– Хорошо. Извини, я надеюсь, ты не в обиде за этот вопрос. Думаю, то, что сказал мулла, меня приободрило, за исключением того, когда он заговорил о «наших иранских вертолетах».
– На самом деле Валик и партнеры вели себя так, будто наши вертолеты принадлежат им с момента подписания контракта.
– Слава богу, контракт британский, и обязательность его исполнения регулируется британским законодательством. – Гэваллан посмотрел поверх плеча Мак-Ивера, и глаза его чуть заметно расширились.
В зал вошла девушка лет двадцати восьми: черные волосы, темные глаза, поразительно красивые лицо и фигура.
Мак-Ивер проследил за его взглядом, оживился, встал.
– Привет, Сайада, – сказал он, подзывая ее. – Позволь представить тебе Эндрю Гэваллана. Энди, это Сайада Бертолен, подруга Жан-Люка. Ты к нам присоединишься?
– Спасибо, Мак, но, извини, не могу, я как раз собиралась сыграть партию в сквош с подругой. Ты хорошо выглядишь.
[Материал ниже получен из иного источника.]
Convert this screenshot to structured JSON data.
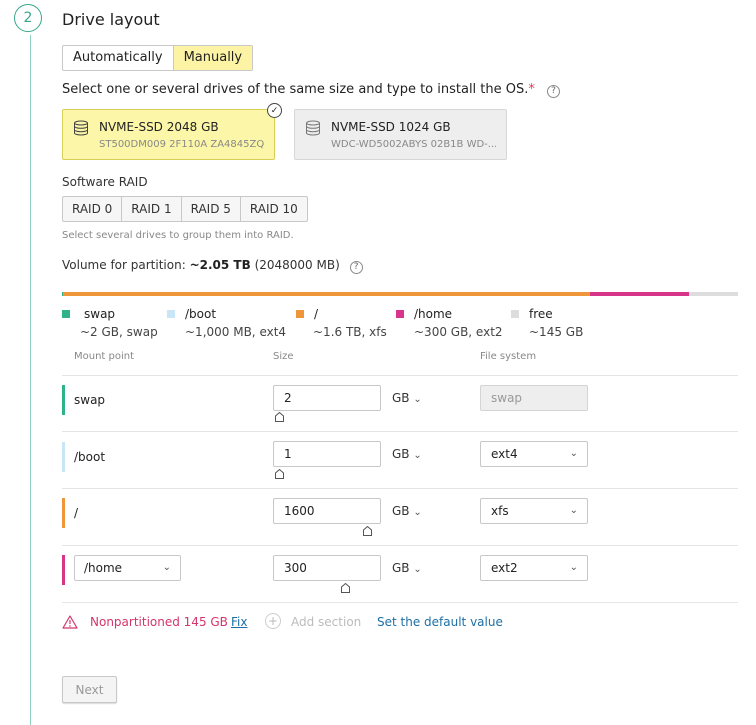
{
  "step": {
    "number": "2",
    "title": "Drive layout"
  },
  "layout_mode": {
    "options": [
      "Automatically",
      "Manually"
    ],
    "selected": "Manually"
  },
  "drives": {
    "instruction": "Select one or several drives of the same size and type to install the OS.",
    "required_mark": "*",
    "help_icon": "question-icon",
    "items": [
      {
        "name": "NVME-SSD 2048 GB",
        "serial": "ST500DM009 2F110A ZA4845ZQ",
        "selected": true
      },
      {
        "name": "NVME-SSD 1024 GB",
        "serial": "WDC-WD5002ABYS 02B1B WD-...",
        "selected": false
      }
    ]
  },
  "raid": {
    "label": "Software RAID",
    "options": [
      "RAID 0",
      "RAID 1",
      "RAID 5",
      "RAID 10"
    ],
    "hint": "Select several drives to group them into RAID."
  },
  "volume": {
    "label": "Volume for partition:",
    "size_bold": "~2.05 TB",
    "size_mb": "(2048000 MB)"
  },
  "usage": [
    {
      "name": "swap",
      "desc": "~2 GB, swap",
      "color": "#2fb38a",
      "fraction": 0.001
    },
    {
      "name": "/boot",
      "desc": "~1,000 MB, ext4",
      "color": "#c9e6f7",
      "fraction": 0.0005
    },
    {
      "name": "/",
      "desc": "~1.6 TB, xfs",
      "color": "#f0963a",
      "fraction": 0.78
    },
    {
      "name": "/home",
      "desc": "~300 GB, ext2",
      "color": "#d8358a",
      "fraction": 0.146
    },
    {
      "name": "free",
      "desc": "~145 GB",
      "color": "#dddddd",
      "fraction": 0.0725
    }
  ],
  "table": {
    "headers": {
      "mount": "Mount point",
      "size": "Size",
      "fs": "File system"
    },
    "rows": [
      {
        "mount": "swap",
        "size": "2",
        "unit": "GB",
        "fs": "swap",
        "fs_disabled": true,
        "slider": 0.0
      },
      {
        "mount": "/boot",
        "size": "1",
        "unit": "GB",
        "fs": "ext4",
        "fs_disabled": false,
        "slider": 0.0
      },
      {
        "mount": "/",
        "size": "1600",
        "unit": "GB",
        "fs": "xfs",
        "fs_disabled": false,
        "slider": 0.8
      },
      {
        "mount": "/home",
        "size": "300",
        "unit": "GB",
        "fs": "ext2",
        "fs_disabled": false,
        "slider": 0.6
      }
    ]
  },
  "warning": {
    "text": "Nonpartitioned 145 GB",
    "fix": "Fix",
    "add_section": "Add section",
    "set_default": "Set the default value"
  },
  "next_button": "Next"
}
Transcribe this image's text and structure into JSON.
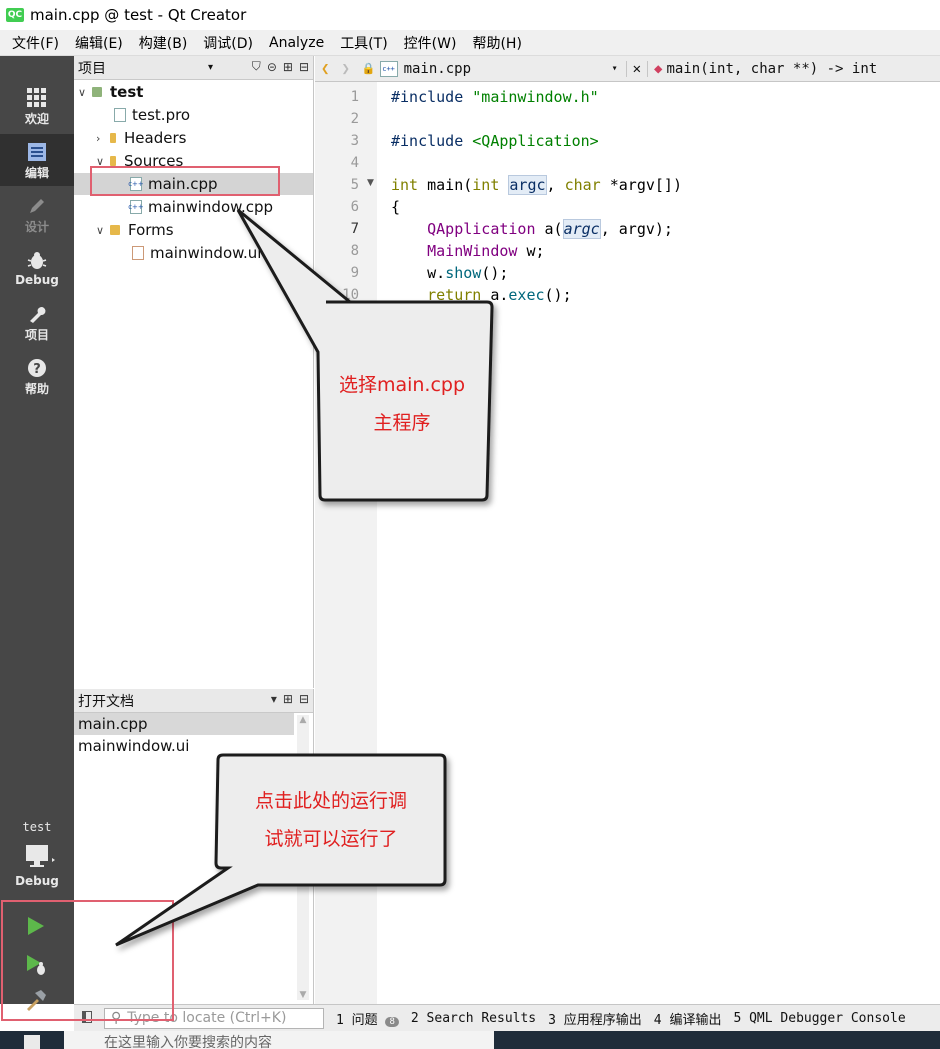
{
  "window": {
    "title": "main.cpp @ test - Qt Creator",
    "app_icon": "QC"
  },
  "menu": [
    "文件(F)",
    "编辑(E)",
    "构建(B)",
    "调试(D)",
    "Analyze",
    "工具(T)",
    "控件(W)",
    "帮助(H)"
  ],
  "modes": {
    "welcome": "欢迎",
    "edit": "编辑",
    "design": "设计",
    "debug": "Debug",
    "projects": "项目",
    "help": "帮助",
    "kit_project": "test",
    "kit_config": "Debug"
  },
  "project_panel": {
    "title": "项目",
    "tree": {
      "root": "test",
      "pro_file": "test.pro",
      "headers": "Headers",
      "sources": "Sources",
      "main_cpp": "main.cpp",
      "mainwindow_cpp": "mainwindow.cpp",
      "forms": "Forms",
      "mainwindow_ui": "mainwindow.ui"
    }
  },
  "open_docs": {
    "title": "打开文档",
    "items": [
      "main.cpp",
      "mainwindow.ui"
    ]
  },
  "editor": {
    "file_tab": "main.cpp",
    "symbol": "main(int, char **) -> int",
    "line_numbers": [
      "1",
      "2",
      "3",
      "4",
      "5",
      "6",
      "7",
      "8",
      "9",
      "10"
    ]
  },
  "status": {
    "locate_placeholder": "Type to locate (Ctrl+K)",
    "tabs": [
      "1 问题",
      "2 Search Results",
      "3 应用程序输出",
      "4 编译输出",
      "5 QML Debugger Console"
    ],
    "issues_badge": "8"
  },
  "taskbar": {
    "search_text": "在这里输入你要搜索的内容"
  },
  "annotations": {
    "callout1_line1": "选择main.cpp",
    "callout1_line2": "主程序",
    "callout2_line1": "点击此处的运行调",
    "callout2_line2": "试就可以运行了"
  },
  "colors": {
    "mode_bar": "#474747",
    "callout_text": "#e02020",
    "highlight_box": "#e06070"
  }
}
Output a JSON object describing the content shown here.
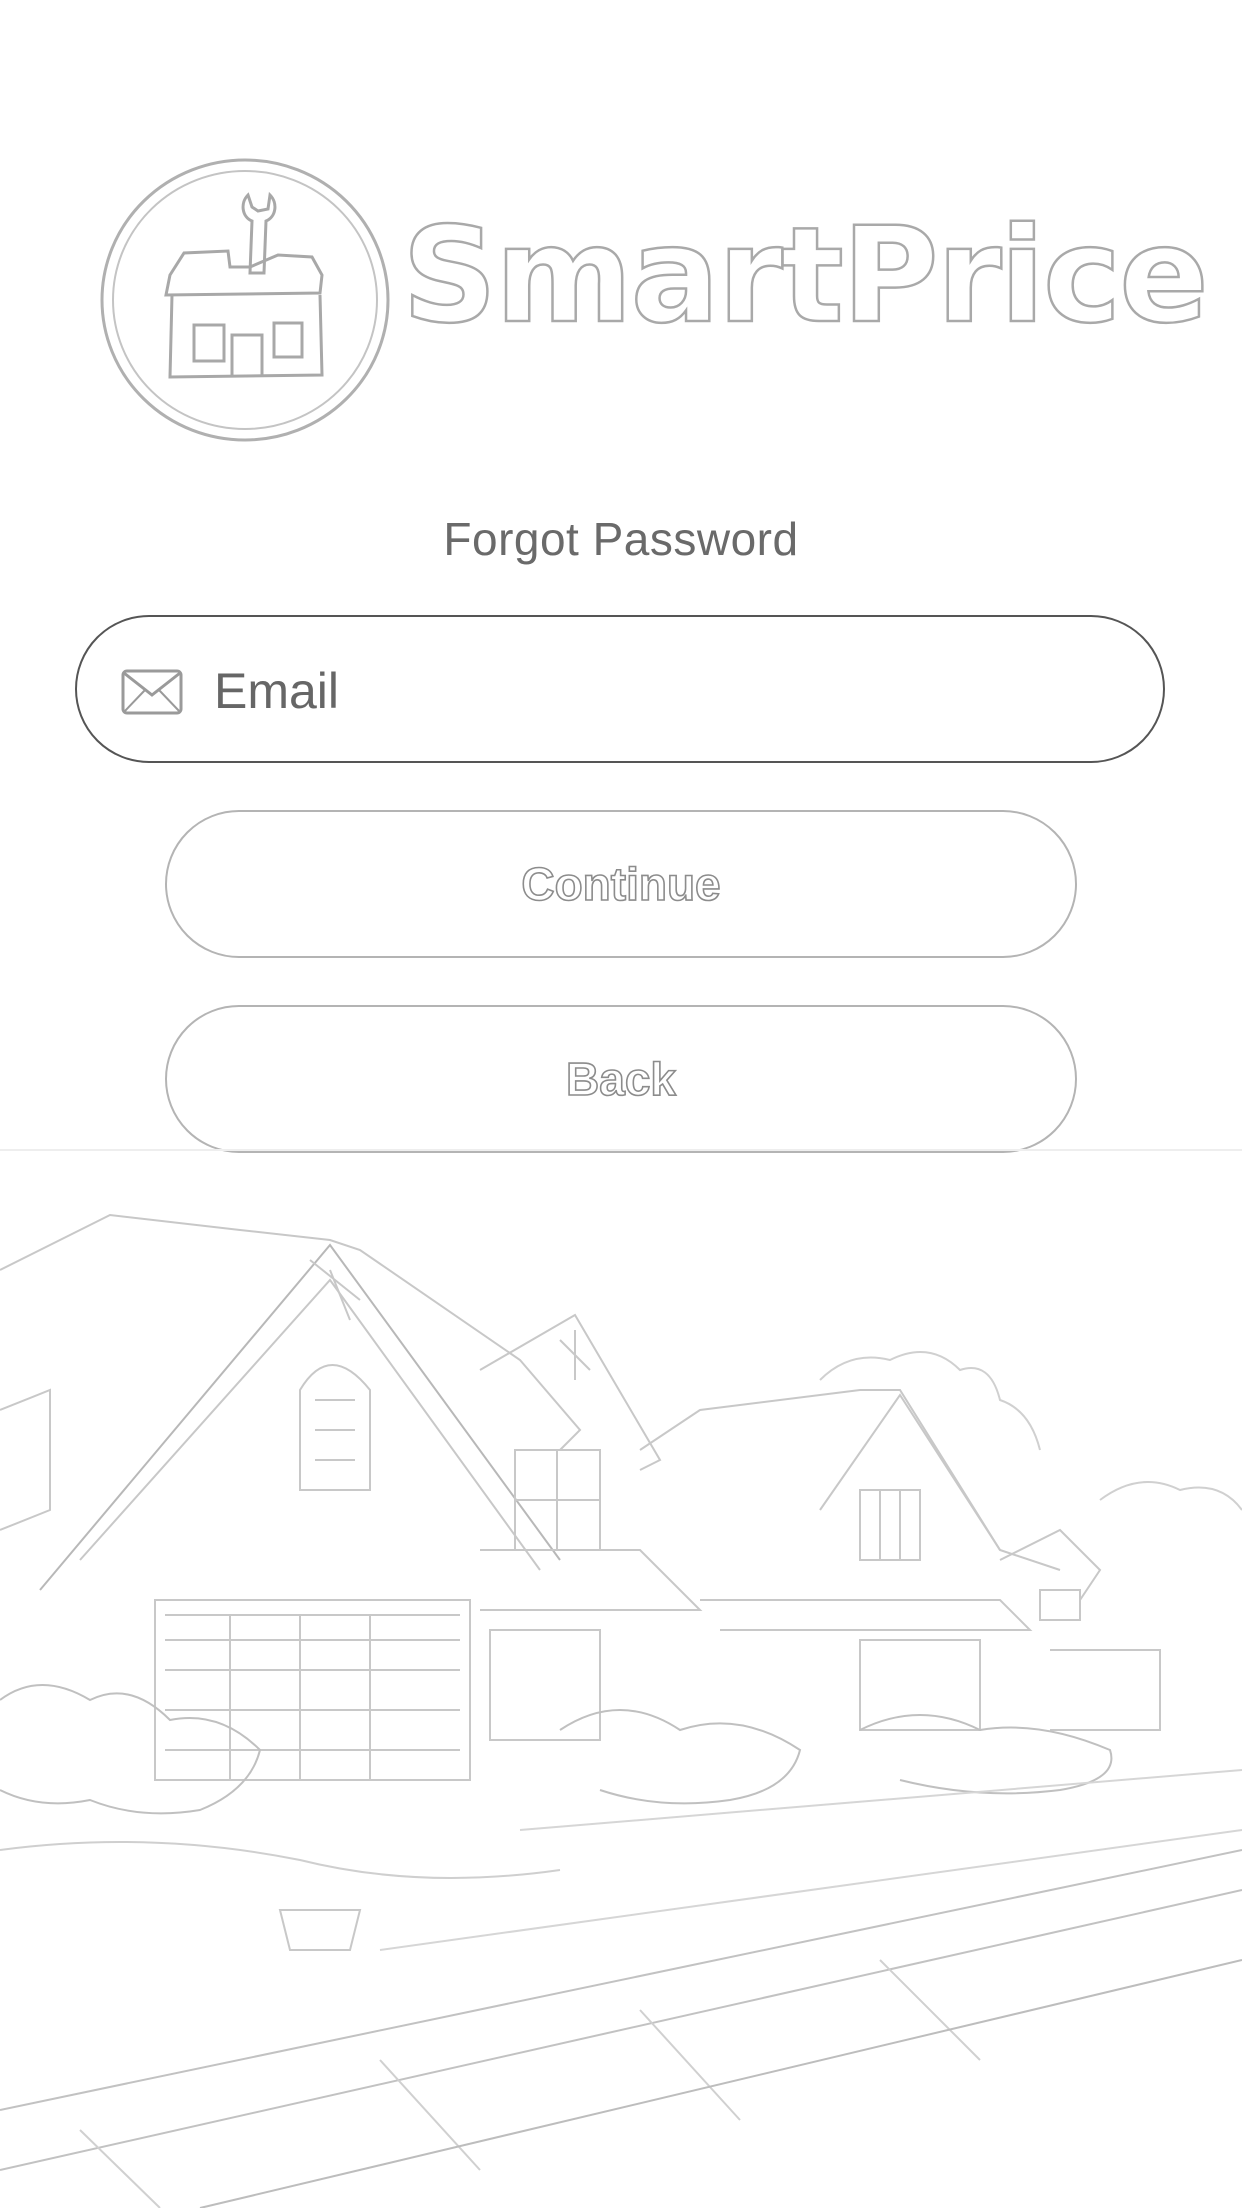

Рада познакомиться с вами, мистер Гэваллан. – Она протянула руку, и Гэваллан пожал ее. – Простите, мне нужно бежать, передай Дженни мою любовь.
Они снова сели.
– Официант, пожалуйста, еще раз то же самое, – заказал Гэваллан. – Мак, между нами говоря, эта птичка заставила меня почувствовать настоящую слабость во всем теле!
Мак-Ивер расхохотался:
– Обычно эффект бывает прямо противоположным! Она, без сомнения, очень популярна, работает в кувейтском посольстве, сама – ливанка, и Жан-Люк от нее совершенно без ума.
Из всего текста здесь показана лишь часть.